The Python community has done a tremendous job of developing an ecosystem of tools for Data Science.  The Anaconda organization (https://anaconda.org/) provides a standardized and maintained distribution of the Python Data Science environment.  The environemnt includes:

- Numpy - Numerical library
- Pandas - Data manipulation using Dataframes
- Scikit-learn - Data Science Libraries
- Matplotlib, Seaborn, Bokeh - Graphing and Data Visualization
- Jupyter - A notebook interface to developing and documenting projects 



## NumPy
NumPy is the fundamental package for scientific computing with Python. It contains among other things:

- a powerful N-dimensional array object
- sophisticated (broadcasting) functions
- tools for integrating C/C++ and Fortran code
-useful linear algebra, Fourier transform, and random number capabilities

Besides its obvious scientific uses, NumPy can also be used as an efficient multi-dimensional container of generic data. Arbitrary data-types can be defined. This allows NumPy to seamlessly and speedily integrate with a wide variety of databases.

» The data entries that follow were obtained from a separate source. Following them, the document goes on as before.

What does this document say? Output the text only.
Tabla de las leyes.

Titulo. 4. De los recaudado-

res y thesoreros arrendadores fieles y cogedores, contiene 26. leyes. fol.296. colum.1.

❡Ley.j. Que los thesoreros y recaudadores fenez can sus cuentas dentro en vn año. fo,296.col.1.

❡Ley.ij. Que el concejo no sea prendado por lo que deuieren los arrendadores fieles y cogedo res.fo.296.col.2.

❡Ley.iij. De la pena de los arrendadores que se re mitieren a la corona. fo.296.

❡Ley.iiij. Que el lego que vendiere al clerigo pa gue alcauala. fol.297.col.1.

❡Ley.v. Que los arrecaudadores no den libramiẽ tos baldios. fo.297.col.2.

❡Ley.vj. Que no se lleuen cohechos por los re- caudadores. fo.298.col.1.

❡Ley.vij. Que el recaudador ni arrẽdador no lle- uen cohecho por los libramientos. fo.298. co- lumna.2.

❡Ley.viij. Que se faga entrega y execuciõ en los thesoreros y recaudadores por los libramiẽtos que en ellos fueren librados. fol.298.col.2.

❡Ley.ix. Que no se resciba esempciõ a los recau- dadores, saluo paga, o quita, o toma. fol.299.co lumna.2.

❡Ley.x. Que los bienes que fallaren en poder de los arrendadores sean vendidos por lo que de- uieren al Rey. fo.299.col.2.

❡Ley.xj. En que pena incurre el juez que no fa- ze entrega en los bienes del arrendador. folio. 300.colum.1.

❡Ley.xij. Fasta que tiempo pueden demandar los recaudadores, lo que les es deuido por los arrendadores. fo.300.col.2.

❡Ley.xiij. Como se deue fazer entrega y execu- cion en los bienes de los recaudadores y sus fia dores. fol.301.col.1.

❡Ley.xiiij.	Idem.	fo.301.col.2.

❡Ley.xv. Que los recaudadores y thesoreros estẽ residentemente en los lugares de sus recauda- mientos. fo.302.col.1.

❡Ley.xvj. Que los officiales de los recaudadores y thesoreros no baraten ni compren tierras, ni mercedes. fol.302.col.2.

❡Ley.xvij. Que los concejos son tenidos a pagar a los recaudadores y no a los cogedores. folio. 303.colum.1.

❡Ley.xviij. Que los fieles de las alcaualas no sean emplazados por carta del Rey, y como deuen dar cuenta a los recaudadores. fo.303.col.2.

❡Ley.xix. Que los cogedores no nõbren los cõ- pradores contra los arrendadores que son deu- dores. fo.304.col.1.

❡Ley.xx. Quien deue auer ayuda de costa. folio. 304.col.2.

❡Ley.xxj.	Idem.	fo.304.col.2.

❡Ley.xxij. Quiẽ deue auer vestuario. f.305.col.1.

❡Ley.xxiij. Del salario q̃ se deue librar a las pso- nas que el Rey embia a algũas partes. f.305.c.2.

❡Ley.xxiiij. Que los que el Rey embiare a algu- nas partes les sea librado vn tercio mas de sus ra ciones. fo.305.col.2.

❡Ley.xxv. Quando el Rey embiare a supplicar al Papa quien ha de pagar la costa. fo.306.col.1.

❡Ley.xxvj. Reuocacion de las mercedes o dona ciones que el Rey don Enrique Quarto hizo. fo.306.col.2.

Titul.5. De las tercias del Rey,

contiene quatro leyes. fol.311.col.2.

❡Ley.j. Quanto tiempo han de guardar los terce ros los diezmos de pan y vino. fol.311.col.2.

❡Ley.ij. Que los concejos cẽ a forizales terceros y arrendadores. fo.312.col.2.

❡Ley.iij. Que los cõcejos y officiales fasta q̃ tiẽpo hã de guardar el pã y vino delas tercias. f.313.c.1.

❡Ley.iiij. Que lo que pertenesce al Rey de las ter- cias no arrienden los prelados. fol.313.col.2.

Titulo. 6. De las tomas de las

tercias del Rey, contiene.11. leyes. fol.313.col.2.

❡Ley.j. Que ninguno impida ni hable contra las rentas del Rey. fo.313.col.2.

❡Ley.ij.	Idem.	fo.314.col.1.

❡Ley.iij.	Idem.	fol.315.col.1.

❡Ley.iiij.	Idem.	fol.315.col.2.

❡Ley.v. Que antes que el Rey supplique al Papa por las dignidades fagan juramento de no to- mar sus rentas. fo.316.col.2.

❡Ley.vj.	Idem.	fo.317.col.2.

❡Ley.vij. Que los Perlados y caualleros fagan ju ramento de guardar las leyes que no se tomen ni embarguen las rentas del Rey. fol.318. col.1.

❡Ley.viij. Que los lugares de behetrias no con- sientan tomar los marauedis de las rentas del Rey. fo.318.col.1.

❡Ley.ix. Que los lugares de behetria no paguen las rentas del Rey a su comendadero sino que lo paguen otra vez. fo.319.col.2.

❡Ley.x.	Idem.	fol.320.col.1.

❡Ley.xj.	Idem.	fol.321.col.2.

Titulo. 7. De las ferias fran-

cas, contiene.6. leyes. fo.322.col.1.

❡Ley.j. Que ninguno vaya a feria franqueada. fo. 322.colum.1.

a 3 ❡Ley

Link: http://www.numpy.org/

## Pandas

Pandas is the Python Data Analysis Library
pandas is a Python package providing fast, flexible, and expressive data structures designed to make working with “relational” or “labeled” data both easy and intuitive. It aims to be the fundamental high-level building block for doing practical, real world data analysis in Python. Additionally, it has the broader goal of becoming the most powerful and flexible open source data analysis / manipulation tool available in any language. It is already well on its way toward this goal.

pandas is well suited for many different kinds of data:

- Tabular data with heterogeneously-typed columns, as in an SQL table or Excel spreadsheet
- Ordered and unordered (not necessarily fixed-frequency) time series data.
- Arbitrary matrix data (homogeneously typed or heterogeneous) with row and column labels
- Any other form of observational / statistical data sets. The data actually need not be labeled at all to be placed into a pandas data structure

Link: https://pandas.pydata.org/index.html

## Scikit-learn

Scikit-learn is a comprehensive Machine Learning library for Python
- Simple and efficient tools for data mining and data analysis
- Accessible to everybody, and reusable in various contexts
- Built on NumPy, SciPy, and matplotlib
- Open source, commercially usable - BSD license

Scikit-learn provides the ability to easily perform Preprocessing, Classification, Regression, Clustering, Dimensionality reduction and Model selection.

Link: http://scikit-learn.org/stable/index.html

## Matplotlib

Matplotlib is a Python 2D plotting library which produces publication quality figures in a variety of hardcopy formats and interactive environments across platforms. Matplotlib can be used in Python scripts, the Python and IPython shells, the Jupyter notebook, web application servers, and four graphical user interface toolkits.

Link: https://matplotlib.org/

## Seaborn

Seaborn is a Python visualization library based on matplotlib. It provides a high-level interface for drawing attractive statistical graphics.

Link: https://seaborn.pydata.org/

## Bokeh

Bokeh is an interactive visualization library that targets modern web browsers for presentation. Its goal is to provide elegant, concise construction of versatile graphics, and to extend this capability with high-performance interactivity over very large or streaming datasets. Bokeh can help anyone who would like to quickly and easily create interactive plots, dashboards, and data applications.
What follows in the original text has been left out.